We are a commune of inquiring, skeptical, politically centrist, capitalist, anglophile, traditionalist New England Yankee humans, humanoids, and animals with many interests beyond and above politics. Each of us has had a high-school education (or GED), but all had ADD so didn't pay attention very well, especially the dogs. Each one of us does "try my best to be just like I am," and none of us enjoys working for others, including for Maggie, from whom we receive neither a nickel nor a dime. Freedom from nags, cranks, government, do-gooders, control-freaks and idiots is all that we ask for.
That's King Buck on the 1959 Federal Duck Stamp.

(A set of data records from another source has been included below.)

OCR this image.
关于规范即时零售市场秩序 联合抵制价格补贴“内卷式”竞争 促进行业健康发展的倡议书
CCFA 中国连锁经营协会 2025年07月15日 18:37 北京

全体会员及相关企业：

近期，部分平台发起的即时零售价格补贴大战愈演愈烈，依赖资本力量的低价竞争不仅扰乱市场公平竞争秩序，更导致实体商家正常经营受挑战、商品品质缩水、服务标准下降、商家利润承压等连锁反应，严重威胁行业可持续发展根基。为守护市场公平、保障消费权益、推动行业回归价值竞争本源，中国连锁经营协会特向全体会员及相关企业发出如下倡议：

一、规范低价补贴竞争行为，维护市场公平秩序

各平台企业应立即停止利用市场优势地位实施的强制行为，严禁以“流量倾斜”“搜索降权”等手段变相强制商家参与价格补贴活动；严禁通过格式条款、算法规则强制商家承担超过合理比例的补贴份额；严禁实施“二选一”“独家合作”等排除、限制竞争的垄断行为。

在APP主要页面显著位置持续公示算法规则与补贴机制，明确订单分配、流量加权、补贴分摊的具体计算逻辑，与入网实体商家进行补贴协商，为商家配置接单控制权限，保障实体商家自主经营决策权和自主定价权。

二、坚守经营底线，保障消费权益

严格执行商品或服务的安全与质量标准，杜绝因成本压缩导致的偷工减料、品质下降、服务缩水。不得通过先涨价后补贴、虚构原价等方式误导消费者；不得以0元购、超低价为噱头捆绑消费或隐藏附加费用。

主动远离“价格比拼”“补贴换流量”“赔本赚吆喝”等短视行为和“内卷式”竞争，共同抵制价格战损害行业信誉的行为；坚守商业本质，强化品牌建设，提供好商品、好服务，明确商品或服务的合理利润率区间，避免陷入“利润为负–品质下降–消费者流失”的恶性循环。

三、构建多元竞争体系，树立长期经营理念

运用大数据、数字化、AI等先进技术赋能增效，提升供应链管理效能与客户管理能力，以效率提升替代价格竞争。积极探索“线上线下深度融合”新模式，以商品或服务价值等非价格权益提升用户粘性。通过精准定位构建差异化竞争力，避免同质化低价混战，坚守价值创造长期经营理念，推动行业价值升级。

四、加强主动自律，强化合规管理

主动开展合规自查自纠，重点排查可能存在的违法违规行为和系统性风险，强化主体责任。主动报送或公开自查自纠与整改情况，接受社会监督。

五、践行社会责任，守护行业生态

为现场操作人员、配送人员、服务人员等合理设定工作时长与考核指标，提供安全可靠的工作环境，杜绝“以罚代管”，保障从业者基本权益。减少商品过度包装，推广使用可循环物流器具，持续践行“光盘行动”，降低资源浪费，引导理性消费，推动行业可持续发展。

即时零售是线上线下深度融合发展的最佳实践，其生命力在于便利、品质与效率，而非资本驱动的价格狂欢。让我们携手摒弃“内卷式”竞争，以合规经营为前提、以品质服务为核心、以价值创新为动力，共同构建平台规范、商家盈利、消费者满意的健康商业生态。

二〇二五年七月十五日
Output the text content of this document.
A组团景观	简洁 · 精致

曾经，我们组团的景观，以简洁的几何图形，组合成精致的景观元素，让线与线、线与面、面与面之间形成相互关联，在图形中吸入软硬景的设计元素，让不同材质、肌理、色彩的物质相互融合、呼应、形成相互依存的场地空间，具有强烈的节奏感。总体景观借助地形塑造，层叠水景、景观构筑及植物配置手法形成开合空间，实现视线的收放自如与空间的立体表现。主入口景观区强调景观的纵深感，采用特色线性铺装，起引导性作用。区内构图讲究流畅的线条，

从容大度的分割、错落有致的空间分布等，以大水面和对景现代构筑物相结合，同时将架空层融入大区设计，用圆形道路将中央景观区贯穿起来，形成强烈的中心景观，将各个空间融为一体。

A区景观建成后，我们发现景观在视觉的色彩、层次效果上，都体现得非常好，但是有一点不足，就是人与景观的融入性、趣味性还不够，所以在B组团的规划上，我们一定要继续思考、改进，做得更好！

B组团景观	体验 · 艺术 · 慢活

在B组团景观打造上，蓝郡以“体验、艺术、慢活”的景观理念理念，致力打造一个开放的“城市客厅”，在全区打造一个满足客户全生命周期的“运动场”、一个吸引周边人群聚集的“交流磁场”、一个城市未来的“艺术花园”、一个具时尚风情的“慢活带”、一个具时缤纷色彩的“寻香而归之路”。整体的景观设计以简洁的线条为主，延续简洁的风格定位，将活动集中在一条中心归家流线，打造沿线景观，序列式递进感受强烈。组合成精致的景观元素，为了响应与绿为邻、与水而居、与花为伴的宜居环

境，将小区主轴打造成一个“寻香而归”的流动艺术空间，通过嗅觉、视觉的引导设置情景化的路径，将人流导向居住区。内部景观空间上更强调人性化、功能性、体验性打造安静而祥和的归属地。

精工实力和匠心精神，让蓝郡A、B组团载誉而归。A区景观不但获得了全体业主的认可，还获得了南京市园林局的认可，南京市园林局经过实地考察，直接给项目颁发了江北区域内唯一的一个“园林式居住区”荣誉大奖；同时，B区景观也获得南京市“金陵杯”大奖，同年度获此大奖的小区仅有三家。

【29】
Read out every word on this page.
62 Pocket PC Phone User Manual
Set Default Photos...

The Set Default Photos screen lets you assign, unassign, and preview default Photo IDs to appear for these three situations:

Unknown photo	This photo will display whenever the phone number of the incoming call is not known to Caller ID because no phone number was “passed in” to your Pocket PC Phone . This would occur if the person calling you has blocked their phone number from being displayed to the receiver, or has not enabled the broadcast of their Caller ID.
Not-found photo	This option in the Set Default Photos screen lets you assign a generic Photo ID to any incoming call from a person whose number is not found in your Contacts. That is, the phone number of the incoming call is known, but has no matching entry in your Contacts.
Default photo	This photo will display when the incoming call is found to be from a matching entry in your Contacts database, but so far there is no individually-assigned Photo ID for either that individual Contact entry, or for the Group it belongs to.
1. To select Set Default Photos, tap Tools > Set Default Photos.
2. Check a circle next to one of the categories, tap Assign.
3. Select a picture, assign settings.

A great champion, and the prize of avid sportsman John Olin's Nilo Kennels.
In 1931 the Olin chemical and ammo company bought the bankrupt Winchester Repeating Arms company, and still owns the trademark for the firearms and makes the ammo.
The story of Winchester is the sad story of manufacturing and unions in the Northeast. From the Wiki:
By the 60's the cost of skilled labor was making it increasingly difficult profitably to produce Winchester's classic designs, incorporating as they did considerable hand-work. In particular, Winchester's flagship Model 12 pump shotgun and Model 70 bolt-action rifle with their machined forgings could no longer compete in price with Remington's cast-and-stamped 870 and 721. Accordingly S. K. Janson formed a new Winchester design group to advance the use of "modern" engineering design methods and manufacturing principles in gun design. The result was a new line of guns which replaced most of the older products in 1963-64. Unfortunately the reaction of the shooting press and public was overwhelmingly negative: the popular verdict was that Winchester had sacrificed quality to the "cheapness experts," and market share continued to decline as Winchester was no longer considered to be a prestige brand. Gun collectors consider "post-64" Winchesters to be both less desirable and less valuable than their predecessors.
Labor costs continued to rise, and a prolonged and bitter strike in 1979-80 convinced Olin that firearms could no longer be produced profitably in New Haven. Therefore in December 1980 the plant was sold to its employees, incorporated as the U.S. Repeating Arms Company, together with a licence to make Winchester arms. Olin retained the Winchester ammunition business.
From 1981 until 2006, Winchester guns were made by the U.S. Repeating Arms Company. When U.S. Repeating Arms went bankrupt in 1989 it was acquired by a French holding company, then sold to an arms making cartel sponsored by the Belgian Herstal Group, which also owns gun makers Fabrique National (FN) and Browning.
On January 16, 2006 U.S. Repeating Arms announced it was closing the New Haven, Connecticut, plant where Winchester rifles and shotguns were produced for 140 years. Along with the closing of the plant, the Model 94 rifle (the descendant of the original Winchester rifle), Model 70 rifle and Model 1300 shotgun would be discontinued.
On August 15, 2006, Olin Corporation, owner of the Winchester trademarks, announced that it had entered into a new license agreement with Browning to make Winchester brand rifles and shotguns, though not at the closed Winchester plant in New Haven. Browning, based in Morgan, Utah, and the former licensee, U.S. Repeating Arms Company, are both subsidiaries of FN Herstal. In 2008 FN Herstal announced that it would produce Model 70 rifles at its plant in Columbia, SC.
It's interesting to read the histories of companies. Here's the history of the Olin Corp, which still makes Winchester ammo. I had the pleasure of meeting some good folks from the company recently.
Back around 1961 - 62, I was 16 - 17 years old, I got a Browning BL-22, a nice little lever action .22 rifle. I figured this is nice, Browning is a qualty brand, Morgan, UT, made in the USA, perfect. Even back then I was all USA, buy American, the way I was brought up. Stamped right on the barrel, "Made in Japan", I was bewildered and pissed. I forgave them after a while because it was such a nice piece. Over the years I sold it when I got away from hunting, etc. A couple of years ago I thought it would be nice to get another .22 for fun and spotted a nice lever action pretty comparable to the Browning, made by the venerable Henry Repeating Arms Co. I'm glad I bought it, the price is right and at least it's made in the USA in, of all places, Brooklyn, NY, USA.
Had a Henry Golden Boy a few years ago, very nice gun.I heard Henry is doing so well they opened a new plant in N. Datoka or Montana, somehow all those taxes and union rules in New York probably didn't help.
I went by the site of the old plant today, and they were getting ready to open the new parking garage that now occupies the space where the main building used to be. I understand that the Winchester factory employed around 130,000 people in its heyday; that is more than the pop of New Haven, these days.
BTW, it probably hurt almost as much when they moved the museum to Olin HQ; it was a fascinating look at American history in the 19th and 20th centuries.
Winchester's neighbors Remington, High Standard, Marlin all have moved; High Standard is in Texas making beautiful target pistols; Marlin is in North Haven, where they have produced a successor to the Model 1894, with top eject, and it can accommodate a scope!